D.Minn.: Arrest for violation of a mutual no contact order justified search incident of car at scene

Arrest for violation of a state domestic relations no contact order justified a search incident of defendant’s car at the scene because it could have contained evidence of the violation, such as a weapon. United States v. Al-Amin, 2019 U.S. Dist. LEXIS 68315 (D. Minn. Apr. 23, 2019):

There is no dispute that the crime of arrest was violation of a no contact order, Minn. Stat. § 609.748 (2018), which requires evidence of the prohibited party being in physical or verbal contact with the protected party. The question then is whether it was reasonable to believe that Al-Amin’s car might contain evidence relevant to committing the crime of violating a no contact order. The officers could reasonably believe that Al-Amin had returned to his vehicle to hide evidence of his violation, or that the vehicle contained evidence of his stalking his wife.
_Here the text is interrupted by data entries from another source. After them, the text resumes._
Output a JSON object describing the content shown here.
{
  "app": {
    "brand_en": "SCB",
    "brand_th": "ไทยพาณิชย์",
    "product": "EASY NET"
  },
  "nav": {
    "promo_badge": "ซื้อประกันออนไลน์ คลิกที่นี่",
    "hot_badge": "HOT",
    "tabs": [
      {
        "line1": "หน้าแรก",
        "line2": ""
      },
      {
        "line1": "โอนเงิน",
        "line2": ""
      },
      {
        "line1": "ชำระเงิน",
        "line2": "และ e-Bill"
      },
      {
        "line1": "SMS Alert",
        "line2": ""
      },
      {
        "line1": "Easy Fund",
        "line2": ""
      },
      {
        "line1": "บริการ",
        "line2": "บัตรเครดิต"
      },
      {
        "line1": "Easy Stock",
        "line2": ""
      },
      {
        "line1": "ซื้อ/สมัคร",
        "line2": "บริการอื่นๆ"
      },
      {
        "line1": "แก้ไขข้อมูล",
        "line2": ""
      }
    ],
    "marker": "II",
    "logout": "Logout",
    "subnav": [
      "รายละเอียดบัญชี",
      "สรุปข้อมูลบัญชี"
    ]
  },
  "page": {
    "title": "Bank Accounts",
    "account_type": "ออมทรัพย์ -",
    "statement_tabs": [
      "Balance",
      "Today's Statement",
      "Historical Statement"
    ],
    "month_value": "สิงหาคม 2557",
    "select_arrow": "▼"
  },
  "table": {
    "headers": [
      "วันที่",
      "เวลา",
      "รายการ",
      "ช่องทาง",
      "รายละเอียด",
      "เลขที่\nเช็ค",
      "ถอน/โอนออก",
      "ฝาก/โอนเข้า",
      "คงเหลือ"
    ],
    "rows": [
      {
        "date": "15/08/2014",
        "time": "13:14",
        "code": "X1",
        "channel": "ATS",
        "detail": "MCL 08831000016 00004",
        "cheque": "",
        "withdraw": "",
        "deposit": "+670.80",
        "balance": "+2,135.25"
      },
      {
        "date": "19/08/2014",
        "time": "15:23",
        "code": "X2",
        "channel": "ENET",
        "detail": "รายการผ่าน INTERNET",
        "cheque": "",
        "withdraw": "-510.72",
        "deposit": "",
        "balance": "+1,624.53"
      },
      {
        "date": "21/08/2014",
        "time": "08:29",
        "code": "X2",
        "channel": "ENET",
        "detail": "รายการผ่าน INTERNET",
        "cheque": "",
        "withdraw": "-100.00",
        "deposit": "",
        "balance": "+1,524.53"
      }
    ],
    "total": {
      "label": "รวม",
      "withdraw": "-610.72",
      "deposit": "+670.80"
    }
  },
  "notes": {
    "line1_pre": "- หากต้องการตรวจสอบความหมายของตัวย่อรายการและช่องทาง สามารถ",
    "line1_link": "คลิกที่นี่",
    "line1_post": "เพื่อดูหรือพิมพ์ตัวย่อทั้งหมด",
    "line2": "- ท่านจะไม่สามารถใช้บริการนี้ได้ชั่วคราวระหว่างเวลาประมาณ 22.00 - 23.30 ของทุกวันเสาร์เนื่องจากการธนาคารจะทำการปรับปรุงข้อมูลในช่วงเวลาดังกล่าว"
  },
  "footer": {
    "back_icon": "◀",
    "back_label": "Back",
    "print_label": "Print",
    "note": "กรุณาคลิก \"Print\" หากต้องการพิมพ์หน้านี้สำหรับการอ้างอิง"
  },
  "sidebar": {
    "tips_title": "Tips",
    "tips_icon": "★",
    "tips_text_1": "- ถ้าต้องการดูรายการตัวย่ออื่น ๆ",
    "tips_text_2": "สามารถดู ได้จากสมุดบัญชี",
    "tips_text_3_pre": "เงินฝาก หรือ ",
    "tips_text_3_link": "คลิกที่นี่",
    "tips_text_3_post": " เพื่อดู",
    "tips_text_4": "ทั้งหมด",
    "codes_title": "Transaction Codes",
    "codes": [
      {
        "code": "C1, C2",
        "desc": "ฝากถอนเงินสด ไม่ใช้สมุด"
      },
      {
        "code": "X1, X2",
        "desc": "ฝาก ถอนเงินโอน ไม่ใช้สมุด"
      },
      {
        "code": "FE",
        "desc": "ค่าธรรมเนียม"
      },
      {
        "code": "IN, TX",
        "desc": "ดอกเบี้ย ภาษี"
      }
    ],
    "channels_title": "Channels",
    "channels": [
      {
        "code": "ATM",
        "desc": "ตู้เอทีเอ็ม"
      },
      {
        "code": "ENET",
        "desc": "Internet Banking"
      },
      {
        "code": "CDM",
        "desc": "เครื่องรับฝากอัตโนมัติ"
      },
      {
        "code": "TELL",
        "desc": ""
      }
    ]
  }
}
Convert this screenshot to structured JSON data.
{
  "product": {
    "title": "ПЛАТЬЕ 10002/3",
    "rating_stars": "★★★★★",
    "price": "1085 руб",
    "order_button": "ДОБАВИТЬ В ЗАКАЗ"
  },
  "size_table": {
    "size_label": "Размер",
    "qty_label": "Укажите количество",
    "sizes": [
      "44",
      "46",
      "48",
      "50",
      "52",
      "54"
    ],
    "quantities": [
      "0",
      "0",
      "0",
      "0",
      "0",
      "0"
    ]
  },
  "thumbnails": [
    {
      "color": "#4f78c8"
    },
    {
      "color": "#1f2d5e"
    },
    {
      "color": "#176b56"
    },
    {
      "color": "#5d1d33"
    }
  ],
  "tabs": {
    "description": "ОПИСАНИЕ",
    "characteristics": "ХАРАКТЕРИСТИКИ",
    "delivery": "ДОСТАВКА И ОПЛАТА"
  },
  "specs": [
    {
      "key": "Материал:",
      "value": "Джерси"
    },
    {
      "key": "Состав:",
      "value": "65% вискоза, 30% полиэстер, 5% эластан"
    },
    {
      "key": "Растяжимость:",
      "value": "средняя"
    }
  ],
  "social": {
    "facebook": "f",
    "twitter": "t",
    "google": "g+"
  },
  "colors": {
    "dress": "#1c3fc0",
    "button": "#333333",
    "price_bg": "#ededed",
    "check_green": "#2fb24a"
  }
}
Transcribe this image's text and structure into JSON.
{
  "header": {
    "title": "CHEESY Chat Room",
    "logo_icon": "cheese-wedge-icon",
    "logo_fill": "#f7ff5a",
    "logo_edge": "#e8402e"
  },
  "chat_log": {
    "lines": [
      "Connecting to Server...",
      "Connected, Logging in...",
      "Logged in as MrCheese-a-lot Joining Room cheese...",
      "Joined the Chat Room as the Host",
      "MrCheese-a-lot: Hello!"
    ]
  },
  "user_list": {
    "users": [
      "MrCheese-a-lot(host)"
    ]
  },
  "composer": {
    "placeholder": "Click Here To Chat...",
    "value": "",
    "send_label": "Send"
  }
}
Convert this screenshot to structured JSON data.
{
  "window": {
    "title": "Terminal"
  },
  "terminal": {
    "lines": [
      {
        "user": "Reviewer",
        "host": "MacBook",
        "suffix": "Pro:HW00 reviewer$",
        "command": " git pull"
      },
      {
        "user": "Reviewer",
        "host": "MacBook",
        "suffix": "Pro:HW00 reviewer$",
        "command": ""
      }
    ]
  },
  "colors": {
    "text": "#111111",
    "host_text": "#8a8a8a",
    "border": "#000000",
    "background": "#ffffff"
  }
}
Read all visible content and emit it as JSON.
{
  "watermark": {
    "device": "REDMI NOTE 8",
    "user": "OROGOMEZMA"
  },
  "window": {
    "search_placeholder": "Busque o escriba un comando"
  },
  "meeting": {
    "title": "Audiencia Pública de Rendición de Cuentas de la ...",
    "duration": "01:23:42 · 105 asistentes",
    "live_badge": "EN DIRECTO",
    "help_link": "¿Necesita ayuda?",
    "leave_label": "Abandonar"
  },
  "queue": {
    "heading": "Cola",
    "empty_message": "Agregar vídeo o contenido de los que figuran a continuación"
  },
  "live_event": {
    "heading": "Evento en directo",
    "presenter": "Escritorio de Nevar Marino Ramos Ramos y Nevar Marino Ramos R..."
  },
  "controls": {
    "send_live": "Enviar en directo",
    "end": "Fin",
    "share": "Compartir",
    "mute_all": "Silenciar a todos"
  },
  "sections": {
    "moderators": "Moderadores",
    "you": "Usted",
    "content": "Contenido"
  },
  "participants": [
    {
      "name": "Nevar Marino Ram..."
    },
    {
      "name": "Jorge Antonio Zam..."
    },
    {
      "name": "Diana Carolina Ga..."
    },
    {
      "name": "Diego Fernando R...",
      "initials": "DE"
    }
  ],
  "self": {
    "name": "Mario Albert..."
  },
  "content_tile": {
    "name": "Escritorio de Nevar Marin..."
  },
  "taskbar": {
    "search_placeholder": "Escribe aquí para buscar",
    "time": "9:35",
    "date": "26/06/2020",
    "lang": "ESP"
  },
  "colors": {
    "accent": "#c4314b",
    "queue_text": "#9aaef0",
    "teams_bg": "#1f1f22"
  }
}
The prosecution argues the officers could have been searching for Al-Amin’s phone, or other maps or documentation which would tend to prove his intent to violate the no contact order by deliberately approaching his wife, as opposed to having some accidental, unplanned encounter with her on the street as he claimed in his post-arrest statement. The 911 call report suggested that Al-Amin was using his car to follow his wife, which lends credence to the likelihood that evidence of the violation of the no contact order might be in the car. After Al-Amin was secured in the squad car, the officers learned from his wife, the victim, that he had threatened to shoot her tires with a gun. This bolstered the need to search his car. The gun would be a very significant piece of evidence in a violation of a no contact order case between volatile, disgruntled partners to a marriage.